Easy Lee (Charles Peters) and Tre (Treson Scipio) are MOJOE, a duo that has often described itself as "The Roots meet OutKast over dinner with Marvin Gaye at D'Angelo's house." That's a party that anyone in their right mind would want to attend, a free-form jam with only the tastiest beats, rhymes, and harmonies, not to mention words and emotions that truly echo the barometer of urban life.

“Mojoe has a couple of different meanings," explains Easy Lee, who was born in New Orleans but moved to San Antonio, where he attended high school with Tre. "More than the average joe is what it stands for, but it also means that we've got something spiritual and magical," he says. "It means that the best of what we can do is the foot we put forward. And there's, "Got My Mojo Workin," an old blues term and song. So it alludes to the fact that we make old school music with a new school style.

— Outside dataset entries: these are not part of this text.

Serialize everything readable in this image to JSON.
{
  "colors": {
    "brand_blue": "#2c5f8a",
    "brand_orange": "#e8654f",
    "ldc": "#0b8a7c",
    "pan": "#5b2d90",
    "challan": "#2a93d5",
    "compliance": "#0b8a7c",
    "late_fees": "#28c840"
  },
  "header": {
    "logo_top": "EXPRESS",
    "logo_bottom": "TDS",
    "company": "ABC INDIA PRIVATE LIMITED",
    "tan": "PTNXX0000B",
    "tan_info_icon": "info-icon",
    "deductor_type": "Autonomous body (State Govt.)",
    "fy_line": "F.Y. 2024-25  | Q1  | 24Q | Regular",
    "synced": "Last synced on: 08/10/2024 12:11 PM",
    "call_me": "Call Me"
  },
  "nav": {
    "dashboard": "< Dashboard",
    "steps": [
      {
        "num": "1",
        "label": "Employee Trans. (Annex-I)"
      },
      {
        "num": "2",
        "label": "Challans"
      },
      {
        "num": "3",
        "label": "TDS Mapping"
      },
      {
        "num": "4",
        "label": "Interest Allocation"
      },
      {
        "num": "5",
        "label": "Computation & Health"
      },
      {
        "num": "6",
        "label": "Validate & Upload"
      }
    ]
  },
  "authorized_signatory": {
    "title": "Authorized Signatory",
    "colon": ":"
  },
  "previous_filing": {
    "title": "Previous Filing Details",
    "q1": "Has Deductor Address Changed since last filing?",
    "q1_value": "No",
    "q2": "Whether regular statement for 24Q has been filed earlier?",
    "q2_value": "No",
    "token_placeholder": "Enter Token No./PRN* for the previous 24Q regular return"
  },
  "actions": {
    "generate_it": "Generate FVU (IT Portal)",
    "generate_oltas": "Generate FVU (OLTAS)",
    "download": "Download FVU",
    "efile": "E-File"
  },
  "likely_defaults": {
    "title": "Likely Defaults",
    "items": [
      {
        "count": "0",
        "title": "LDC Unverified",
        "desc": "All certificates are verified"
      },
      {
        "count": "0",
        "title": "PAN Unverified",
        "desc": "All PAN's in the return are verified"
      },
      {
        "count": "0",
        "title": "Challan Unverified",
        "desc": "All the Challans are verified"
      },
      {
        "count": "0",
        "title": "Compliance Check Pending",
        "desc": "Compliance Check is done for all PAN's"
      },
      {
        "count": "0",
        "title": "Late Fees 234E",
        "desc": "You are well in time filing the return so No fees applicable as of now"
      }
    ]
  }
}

"We also hope to bring some light to the fact that San Antonio has a rich blues history and not just a Tejano history," San Antonio native Tre adds, citing by way of example the many recordings that legendary blues artist Robert Johnson cut in his home town.

Years before they made music together, Easy Lee and Tre shared a foundation of loving music, riding around while listening to the classics of soul and blues as well as the raw hip-hop that was bubbling up from the block. It was a space where the likes of Curtis Mayfield or Frankie Beverly and Maze could get down and get funky with the struggle rap of street poets like Geto Boys and UGK or the uplifting beats of De La Soul and A Tribe Called Quest. Not yet full-fledged performers at the time, the friends nonetheless developed the open-minded musical outlook that they express now back then.

“We are inspired by a lot of older music because back then they weren’t typecast in as many boxes,” says Tre. “That inspires us to try and follow in their footsteps.”